A federal appeals court has rejected a lawsuit filed by the American Tort Reform Association that challenged a small but important slice of wording in OSHA’s revised hazard communication standard.
The association asked the court to review Paragraph (a)(2) of the revised standard, which OSHA modified to explain that its chemical-labeling regulations do not preempt failure-to-warn claims filed in state courts. The association asserted that OSHA overstepped its legal authority and violated the Administrative Procedure Act by modifying the paragraph.
The U.S. Court of Appeals for the District of Columbia Circuit did not agree, denying the association’s challenge in a Dec. 27 decision.
Leah Nicholls, an attorney with the public-interest law firm Public Justice, hailed the decision as a victory for workers who are injured as a result of mislabeled chemicals.
“The court’s opinion is great news for those who want to hold chemical manufacturers liable for injuries to employees,” Nicholls said in a blog post.
OSHA updated its hazard communication standard in March 2012 to sync it with the United Nations’ chemical-labeling system.
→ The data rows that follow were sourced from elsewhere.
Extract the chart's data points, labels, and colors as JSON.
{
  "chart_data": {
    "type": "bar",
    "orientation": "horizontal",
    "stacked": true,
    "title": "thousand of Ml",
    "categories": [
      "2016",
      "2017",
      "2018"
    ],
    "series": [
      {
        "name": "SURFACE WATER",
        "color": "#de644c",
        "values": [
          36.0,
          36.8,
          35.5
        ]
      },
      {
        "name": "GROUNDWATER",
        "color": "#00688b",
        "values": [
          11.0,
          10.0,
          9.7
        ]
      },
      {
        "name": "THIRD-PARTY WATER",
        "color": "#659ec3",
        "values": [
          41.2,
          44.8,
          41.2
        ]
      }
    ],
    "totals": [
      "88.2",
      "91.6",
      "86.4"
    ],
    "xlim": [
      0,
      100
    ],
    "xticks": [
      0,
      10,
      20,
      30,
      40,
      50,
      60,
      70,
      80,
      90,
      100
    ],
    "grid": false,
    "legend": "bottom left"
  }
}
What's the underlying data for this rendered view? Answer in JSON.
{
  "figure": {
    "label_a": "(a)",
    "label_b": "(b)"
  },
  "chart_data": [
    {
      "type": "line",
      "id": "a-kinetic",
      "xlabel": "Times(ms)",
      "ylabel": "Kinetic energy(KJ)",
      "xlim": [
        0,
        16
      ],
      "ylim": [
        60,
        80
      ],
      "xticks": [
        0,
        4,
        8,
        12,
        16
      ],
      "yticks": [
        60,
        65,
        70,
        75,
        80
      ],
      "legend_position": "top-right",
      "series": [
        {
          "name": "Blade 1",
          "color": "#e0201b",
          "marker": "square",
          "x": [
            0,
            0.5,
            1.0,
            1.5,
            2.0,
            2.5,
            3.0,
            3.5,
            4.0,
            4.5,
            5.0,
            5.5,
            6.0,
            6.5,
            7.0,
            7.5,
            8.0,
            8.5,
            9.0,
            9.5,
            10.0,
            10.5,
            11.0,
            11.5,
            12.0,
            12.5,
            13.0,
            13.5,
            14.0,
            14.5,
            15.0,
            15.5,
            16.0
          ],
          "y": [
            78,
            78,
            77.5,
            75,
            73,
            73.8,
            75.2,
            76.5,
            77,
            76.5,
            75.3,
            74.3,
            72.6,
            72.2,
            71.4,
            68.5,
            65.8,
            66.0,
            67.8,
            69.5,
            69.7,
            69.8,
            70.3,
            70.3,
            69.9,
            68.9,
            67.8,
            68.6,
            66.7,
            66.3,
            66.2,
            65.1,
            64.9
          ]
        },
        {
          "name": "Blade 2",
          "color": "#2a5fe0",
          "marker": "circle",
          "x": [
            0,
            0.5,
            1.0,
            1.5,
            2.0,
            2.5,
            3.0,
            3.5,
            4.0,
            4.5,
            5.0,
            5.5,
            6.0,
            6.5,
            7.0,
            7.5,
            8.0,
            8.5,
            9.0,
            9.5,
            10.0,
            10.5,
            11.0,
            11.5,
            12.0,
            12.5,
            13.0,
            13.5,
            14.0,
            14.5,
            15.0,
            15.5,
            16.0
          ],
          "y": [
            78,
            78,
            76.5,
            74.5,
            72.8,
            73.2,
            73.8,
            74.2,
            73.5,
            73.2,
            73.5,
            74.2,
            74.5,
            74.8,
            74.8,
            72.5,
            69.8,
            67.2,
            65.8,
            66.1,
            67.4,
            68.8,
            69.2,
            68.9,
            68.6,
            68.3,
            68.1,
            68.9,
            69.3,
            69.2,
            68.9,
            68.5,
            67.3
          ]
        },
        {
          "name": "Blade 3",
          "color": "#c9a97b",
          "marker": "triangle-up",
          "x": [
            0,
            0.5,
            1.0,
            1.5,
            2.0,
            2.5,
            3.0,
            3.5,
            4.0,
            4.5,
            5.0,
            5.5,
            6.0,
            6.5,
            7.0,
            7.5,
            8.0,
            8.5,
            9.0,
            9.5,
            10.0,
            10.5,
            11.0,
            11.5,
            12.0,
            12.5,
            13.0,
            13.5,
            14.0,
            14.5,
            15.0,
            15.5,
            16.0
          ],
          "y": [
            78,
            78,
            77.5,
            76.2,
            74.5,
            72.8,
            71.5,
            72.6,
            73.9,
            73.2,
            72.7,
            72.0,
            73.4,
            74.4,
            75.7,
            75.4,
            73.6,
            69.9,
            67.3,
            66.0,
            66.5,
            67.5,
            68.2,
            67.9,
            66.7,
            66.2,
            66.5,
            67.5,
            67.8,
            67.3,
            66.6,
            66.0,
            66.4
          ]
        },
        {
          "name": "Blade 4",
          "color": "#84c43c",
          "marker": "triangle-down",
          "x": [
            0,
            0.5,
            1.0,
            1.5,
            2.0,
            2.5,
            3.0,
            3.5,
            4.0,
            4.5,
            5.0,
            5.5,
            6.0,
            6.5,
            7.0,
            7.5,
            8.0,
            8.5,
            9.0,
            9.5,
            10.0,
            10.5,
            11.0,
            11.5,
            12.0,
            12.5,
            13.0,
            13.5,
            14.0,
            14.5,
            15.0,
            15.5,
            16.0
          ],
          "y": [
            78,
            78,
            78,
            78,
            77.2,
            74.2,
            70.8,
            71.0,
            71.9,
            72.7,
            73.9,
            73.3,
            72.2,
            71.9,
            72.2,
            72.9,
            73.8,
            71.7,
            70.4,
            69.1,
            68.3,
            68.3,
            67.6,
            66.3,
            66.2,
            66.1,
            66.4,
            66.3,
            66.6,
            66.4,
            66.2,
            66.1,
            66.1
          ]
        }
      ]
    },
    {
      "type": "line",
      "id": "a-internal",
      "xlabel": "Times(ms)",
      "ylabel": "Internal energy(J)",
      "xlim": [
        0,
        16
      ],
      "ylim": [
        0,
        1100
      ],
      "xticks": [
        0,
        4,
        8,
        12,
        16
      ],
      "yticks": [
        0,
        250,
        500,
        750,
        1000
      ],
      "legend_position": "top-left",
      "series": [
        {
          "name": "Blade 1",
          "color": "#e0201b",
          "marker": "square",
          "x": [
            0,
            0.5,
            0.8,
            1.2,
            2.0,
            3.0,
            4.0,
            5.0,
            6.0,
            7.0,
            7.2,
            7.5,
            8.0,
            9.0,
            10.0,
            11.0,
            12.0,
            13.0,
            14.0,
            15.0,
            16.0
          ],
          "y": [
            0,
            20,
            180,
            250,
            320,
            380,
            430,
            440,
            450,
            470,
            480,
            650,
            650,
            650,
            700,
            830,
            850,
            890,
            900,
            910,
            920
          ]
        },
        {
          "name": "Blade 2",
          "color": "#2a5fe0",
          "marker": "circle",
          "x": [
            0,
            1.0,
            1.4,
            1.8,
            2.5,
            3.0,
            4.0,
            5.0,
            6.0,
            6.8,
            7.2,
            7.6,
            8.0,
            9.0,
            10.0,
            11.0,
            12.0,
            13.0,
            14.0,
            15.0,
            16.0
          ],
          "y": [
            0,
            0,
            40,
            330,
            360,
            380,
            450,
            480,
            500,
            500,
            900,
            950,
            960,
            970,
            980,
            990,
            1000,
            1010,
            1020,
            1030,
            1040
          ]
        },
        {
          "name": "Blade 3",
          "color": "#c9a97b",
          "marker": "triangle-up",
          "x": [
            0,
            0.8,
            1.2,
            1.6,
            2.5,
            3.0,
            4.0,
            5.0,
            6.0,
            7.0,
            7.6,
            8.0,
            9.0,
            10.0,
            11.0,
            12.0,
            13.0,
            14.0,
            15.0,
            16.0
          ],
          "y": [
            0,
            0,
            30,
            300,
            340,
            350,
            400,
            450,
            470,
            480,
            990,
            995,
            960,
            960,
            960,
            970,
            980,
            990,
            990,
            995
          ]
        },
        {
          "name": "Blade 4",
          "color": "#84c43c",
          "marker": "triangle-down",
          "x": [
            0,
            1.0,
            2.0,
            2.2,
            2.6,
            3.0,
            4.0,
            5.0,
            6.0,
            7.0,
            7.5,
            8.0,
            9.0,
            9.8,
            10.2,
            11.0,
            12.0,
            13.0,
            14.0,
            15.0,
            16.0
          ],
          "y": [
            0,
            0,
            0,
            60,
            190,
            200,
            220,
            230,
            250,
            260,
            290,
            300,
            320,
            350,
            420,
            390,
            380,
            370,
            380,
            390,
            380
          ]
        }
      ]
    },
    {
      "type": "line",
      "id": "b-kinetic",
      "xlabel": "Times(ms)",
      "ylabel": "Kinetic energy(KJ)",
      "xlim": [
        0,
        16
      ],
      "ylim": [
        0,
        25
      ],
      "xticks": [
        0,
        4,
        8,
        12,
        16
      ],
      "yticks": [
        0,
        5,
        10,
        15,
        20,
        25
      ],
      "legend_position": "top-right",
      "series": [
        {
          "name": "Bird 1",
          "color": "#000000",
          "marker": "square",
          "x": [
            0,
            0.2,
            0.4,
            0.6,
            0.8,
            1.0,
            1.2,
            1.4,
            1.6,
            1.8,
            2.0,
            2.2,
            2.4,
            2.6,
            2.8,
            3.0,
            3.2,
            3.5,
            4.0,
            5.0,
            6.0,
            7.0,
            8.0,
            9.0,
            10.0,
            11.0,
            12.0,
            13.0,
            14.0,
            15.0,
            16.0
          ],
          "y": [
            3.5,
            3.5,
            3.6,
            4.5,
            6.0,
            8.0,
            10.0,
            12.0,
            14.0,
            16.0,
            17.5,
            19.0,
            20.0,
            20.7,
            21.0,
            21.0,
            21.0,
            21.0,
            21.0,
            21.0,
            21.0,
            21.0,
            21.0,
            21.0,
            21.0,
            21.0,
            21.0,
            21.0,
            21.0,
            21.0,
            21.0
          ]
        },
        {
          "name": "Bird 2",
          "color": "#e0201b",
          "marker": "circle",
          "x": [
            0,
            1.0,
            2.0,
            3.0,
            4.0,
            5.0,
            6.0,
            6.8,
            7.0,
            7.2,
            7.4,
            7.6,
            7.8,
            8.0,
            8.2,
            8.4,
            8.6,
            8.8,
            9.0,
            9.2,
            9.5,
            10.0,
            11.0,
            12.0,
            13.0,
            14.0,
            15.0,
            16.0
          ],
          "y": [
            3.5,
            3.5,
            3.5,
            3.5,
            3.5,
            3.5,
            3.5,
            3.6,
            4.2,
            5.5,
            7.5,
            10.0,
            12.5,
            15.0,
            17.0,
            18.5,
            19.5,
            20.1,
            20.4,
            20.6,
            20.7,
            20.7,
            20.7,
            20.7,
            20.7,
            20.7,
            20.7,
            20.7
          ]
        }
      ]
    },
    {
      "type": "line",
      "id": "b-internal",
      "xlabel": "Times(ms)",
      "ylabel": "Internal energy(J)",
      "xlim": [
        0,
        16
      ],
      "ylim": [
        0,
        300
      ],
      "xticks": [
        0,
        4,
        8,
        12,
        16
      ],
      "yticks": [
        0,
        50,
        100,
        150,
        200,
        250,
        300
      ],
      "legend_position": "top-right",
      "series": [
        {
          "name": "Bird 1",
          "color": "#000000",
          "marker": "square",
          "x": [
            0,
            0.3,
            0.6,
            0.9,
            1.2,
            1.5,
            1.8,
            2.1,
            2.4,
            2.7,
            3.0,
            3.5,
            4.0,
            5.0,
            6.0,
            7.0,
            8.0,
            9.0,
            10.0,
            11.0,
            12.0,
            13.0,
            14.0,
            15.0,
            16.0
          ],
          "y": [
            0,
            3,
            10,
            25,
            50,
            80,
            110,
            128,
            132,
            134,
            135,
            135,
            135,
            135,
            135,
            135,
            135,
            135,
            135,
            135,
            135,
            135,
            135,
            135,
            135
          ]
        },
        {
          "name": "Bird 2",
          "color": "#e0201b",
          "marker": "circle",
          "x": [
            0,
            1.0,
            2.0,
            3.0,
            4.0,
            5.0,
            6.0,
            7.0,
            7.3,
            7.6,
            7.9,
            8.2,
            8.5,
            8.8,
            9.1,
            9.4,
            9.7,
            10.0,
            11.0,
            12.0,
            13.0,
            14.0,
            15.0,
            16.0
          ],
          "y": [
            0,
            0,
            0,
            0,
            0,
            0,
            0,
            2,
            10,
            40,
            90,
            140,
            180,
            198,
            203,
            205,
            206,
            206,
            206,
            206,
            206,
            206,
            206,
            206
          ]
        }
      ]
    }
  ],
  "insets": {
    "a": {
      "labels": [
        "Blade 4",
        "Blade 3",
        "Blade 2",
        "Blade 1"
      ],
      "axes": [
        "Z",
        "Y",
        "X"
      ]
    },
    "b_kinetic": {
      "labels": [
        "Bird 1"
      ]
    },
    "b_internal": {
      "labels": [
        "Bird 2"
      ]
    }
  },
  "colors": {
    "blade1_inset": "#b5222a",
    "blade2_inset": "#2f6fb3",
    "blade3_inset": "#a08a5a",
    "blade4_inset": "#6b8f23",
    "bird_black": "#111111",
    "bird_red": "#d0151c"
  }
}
Once fully implemented, the agency estimates that the updated standard will prevent 585 injuries and illnesses and 43 deaths each year.
In the process of revising the standard, OSHA amended introductory Paragraph (a)(2) “to clarify that although state and local statutes, regulations and ordinances were preempted by – that is, they could not exist side-by-side with – federal regulation, state common-law claims about chemical labeling were not,” Nicholls explained in her blog post.
“OSHA endorses the ability of employees injured because of inadequate chemical labeling to sue under state law to get damages for their injuries and, importantly, to prevent the same injuries from happening to other employees,” Nicholls said. “The fact that the D.C. Circuit held that OSHA’s endorsement stands will help persuade other courts that the existence of federal regulations does not prevent people from suing under state laws.”
However, she pointed out that “courts are still free to conclude that the existence of federal regulations means that no state-law claims can be brought.”
“Battles here will remain,” Nicholls asserted.